After 59 years of shows, the Blue Echoes, Lansing’s first rock ‘n’ roll band, was inducted into the Michigan Rock and Roll Legends Hall of Fame earlier this year. Formed in 1957, the quartet released a string of now collectable 45 rpm records, including the dynamic “Debbie”/”It’s Witchcraft” single, released in 1959 on Bon Musique Records.
The online Michigan Rock and Roll Legends voting ended June 1, and the Blue Echoes finished in first place, earning the group a spot in the Hall of Fame. Second was Detroit native Cub Koda of Brownsville Station, and fellow Lansing rock legends the Woolies placed third. The Blue Echoes are now honored among 80 other Michigan bands and vocalists, including Bob Seger, Aretha Franklin and Grand Funk Railroad.
In celebration of its induction, the Blue Echoes play Sept. 15 at Reno’s North, 16460 S. US Highway 27, Lansing. Legendary WILS disc jockey Erik O. Furseth is the event’s emcee. Gary Johnson, founder of the Hall of Fame, will present the awards to past and current members of the band.

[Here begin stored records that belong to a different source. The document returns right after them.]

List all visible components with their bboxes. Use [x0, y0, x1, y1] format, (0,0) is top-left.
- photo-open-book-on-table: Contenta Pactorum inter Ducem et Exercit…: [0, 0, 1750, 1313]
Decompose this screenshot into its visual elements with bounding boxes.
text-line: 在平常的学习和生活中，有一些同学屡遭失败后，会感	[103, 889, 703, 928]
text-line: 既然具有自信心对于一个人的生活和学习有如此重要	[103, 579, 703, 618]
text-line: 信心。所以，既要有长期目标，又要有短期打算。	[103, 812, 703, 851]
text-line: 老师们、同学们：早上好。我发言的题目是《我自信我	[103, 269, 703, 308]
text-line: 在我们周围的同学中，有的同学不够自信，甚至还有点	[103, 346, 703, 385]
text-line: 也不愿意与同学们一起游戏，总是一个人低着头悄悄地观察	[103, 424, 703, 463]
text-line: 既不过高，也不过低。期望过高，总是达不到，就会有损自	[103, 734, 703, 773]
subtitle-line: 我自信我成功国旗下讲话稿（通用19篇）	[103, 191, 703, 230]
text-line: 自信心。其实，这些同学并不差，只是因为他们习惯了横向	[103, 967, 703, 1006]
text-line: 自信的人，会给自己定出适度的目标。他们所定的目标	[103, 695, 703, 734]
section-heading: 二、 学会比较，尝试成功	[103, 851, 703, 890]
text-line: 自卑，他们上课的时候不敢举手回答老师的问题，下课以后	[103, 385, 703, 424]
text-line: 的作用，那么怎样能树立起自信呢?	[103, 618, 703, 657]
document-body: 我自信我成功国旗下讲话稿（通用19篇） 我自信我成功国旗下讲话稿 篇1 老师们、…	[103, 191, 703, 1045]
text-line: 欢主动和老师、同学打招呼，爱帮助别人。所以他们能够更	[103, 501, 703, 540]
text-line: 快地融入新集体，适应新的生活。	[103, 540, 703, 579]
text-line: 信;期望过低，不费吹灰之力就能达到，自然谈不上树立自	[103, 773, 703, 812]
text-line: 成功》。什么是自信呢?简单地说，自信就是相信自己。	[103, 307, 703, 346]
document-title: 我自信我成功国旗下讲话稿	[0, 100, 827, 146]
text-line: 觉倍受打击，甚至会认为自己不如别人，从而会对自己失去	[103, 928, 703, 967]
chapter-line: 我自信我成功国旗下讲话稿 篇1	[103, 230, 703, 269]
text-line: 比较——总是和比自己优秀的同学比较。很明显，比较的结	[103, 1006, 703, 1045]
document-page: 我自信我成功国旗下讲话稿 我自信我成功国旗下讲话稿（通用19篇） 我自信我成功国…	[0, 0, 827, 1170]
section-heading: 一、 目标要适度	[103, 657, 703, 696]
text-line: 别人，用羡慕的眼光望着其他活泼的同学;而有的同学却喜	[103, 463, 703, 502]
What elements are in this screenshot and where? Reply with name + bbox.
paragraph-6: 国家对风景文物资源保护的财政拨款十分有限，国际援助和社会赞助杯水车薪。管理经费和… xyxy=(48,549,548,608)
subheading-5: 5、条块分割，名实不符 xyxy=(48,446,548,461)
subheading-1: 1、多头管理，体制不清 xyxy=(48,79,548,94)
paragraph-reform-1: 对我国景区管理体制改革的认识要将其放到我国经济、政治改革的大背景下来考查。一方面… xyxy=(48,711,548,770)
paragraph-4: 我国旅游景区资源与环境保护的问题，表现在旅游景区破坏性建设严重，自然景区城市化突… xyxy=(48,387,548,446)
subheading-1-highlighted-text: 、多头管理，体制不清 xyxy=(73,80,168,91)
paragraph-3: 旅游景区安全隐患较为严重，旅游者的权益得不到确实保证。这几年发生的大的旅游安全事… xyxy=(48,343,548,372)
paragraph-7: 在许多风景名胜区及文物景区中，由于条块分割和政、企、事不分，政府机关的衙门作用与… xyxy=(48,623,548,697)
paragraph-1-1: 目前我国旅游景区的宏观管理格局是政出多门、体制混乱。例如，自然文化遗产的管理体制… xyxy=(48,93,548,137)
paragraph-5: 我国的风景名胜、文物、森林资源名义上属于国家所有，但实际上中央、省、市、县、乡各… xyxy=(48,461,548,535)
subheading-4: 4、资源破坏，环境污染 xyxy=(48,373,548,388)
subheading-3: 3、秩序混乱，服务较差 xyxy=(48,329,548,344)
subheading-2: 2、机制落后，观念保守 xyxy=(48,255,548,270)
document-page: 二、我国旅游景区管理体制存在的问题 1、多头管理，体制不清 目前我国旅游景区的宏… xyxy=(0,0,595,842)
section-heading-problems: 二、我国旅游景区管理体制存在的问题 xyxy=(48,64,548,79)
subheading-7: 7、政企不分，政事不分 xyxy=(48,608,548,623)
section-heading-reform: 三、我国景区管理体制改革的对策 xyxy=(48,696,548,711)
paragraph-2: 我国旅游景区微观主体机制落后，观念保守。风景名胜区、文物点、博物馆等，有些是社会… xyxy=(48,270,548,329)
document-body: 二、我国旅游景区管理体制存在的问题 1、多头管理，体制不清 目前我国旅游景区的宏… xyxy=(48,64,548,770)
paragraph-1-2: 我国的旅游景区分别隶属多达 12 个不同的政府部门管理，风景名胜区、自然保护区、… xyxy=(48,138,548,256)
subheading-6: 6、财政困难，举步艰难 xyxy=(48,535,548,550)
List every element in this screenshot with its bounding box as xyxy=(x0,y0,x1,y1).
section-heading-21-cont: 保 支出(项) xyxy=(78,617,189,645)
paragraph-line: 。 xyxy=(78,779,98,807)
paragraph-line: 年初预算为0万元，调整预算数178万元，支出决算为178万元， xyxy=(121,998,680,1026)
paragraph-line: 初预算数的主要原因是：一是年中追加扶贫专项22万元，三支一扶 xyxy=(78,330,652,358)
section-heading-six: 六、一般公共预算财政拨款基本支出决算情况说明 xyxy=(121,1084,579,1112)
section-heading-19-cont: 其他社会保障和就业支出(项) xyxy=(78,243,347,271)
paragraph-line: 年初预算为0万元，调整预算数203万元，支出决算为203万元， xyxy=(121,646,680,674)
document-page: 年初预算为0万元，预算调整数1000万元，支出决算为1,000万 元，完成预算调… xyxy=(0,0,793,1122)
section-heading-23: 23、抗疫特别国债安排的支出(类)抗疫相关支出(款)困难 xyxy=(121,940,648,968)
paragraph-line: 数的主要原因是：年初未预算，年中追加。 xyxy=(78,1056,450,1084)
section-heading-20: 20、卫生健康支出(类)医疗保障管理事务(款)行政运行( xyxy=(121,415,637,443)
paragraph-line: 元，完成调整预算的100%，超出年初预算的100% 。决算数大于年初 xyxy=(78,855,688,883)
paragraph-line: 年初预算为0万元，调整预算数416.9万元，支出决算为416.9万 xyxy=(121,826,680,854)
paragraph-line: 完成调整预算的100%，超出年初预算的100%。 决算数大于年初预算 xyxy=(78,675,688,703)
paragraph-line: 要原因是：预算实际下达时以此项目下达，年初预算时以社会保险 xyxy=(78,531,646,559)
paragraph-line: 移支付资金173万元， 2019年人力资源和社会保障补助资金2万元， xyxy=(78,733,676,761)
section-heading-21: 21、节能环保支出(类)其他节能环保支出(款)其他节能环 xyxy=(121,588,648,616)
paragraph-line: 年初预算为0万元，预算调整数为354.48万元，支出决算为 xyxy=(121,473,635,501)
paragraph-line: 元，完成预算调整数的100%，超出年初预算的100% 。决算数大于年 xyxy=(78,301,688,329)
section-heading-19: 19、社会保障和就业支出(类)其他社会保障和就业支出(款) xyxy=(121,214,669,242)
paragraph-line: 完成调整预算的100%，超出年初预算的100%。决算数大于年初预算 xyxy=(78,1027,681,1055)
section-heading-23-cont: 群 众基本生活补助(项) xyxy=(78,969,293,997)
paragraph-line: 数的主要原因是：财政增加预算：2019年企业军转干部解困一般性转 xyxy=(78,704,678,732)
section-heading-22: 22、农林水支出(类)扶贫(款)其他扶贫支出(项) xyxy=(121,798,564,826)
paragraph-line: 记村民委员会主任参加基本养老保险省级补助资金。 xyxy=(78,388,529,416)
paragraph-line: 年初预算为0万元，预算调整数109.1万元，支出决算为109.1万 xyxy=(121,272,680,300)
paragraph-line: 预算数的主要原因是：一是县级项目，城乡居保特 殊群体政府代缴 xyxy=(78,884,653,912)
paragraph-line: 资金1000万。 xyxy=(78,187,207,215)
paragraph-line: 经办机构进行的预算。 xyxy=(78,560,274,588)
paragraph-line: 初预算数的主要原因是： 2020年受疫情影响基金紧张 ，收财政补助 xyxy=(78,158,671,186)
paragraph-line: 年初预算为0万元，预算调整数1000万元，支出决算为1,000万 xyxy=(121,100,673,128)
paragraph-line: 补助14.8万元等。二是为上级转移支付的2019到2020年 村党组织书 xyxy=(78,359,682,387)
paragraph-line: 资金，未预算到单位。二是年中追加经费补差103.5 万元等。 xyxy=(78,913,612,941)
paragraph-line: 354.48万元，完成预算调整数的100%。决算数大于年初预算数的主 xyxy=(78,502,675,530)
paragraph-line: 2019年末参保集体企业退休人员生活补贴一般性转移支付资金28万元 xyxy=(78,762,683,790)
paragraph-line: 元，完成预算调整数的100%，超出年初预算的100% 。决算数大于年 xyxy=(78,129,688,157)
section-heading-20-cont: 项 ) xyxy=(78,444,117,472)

“I didn’t even realize we were on the ballot for the induction,” said Blue Echoes guitarist/vocalist Roger Benham. “Next thing you know, I get a phone call saying ‘congratulations, you are the No. 1 vote getter.’ That was pretty cool.”
In 2012, the band was inducted into the official Rockabilly Hall of Fame. Benham, along with co-founder and vocalist/ guitarist/pianist Larry Palmiter, are the two original members who continue to play in the Blue Echoes, which plays a show or two a month.
“I’m 75 years old, and so is Larry,” Benham said. “We don’t play as much as we used to. My son Craig — he’s going to be 50 — he plays drums with us. These days, we’re primarily a trio.”
After forming at Lansing’s Resurrection High School, the Blue Echoes played teen hops and high school gymnasiums and even scored air time on teen-themed television shows on WILX and WJIM. One highlight was opening for iconic rock ‘n’ roller Link Wray in 1959 at the Lansing Civic Center. During the late ‘50s, the band scored some local radio hits.
“Erik O. made ‘Debbie’ No. 1 in Lansing,” Benham said. “He pushed the living daylights out of it. It wasn’t rockabilly — it was more of a ballad. But the flipside, ‘It’s Witchcraft,’ was definitely rockabilly, and so was ‘Cool Guitar.’”
The Blue Echoes’ claim of being Lansing’s first rock ‘n’ roll band is backed up by Dick Rosemont, a Lansing music historian and former owner of East Lansing record store Flat, Black & Circular.
“The Blue Echoes are definitely the first in Lansing that I’m aware of,” Rosemont told the City Pulse in 2012. “If there is something else, it’s really obscure. You have to put yourself in that timeframe. Rock ’n’ roll in the ‘50s was still a counterculture. People thought rock ‘n’ roll was going to be temporary —thought it was going to pass by. So to have a rock ‘n’ roll band in an area like Lansing in those days is pretty impressive.”
In a 2012 interview, Palmiter recalled being the area’s sole rockers in the late ‘50s.
“I don’t think there were any other local bands,” Palmiter told City Pulse. “I remember we went to the musician’s union and they said, ‘You guys play that funny music?’ The only other kinds of bands around here were country groups. We were different. We were kind of rockabilly.”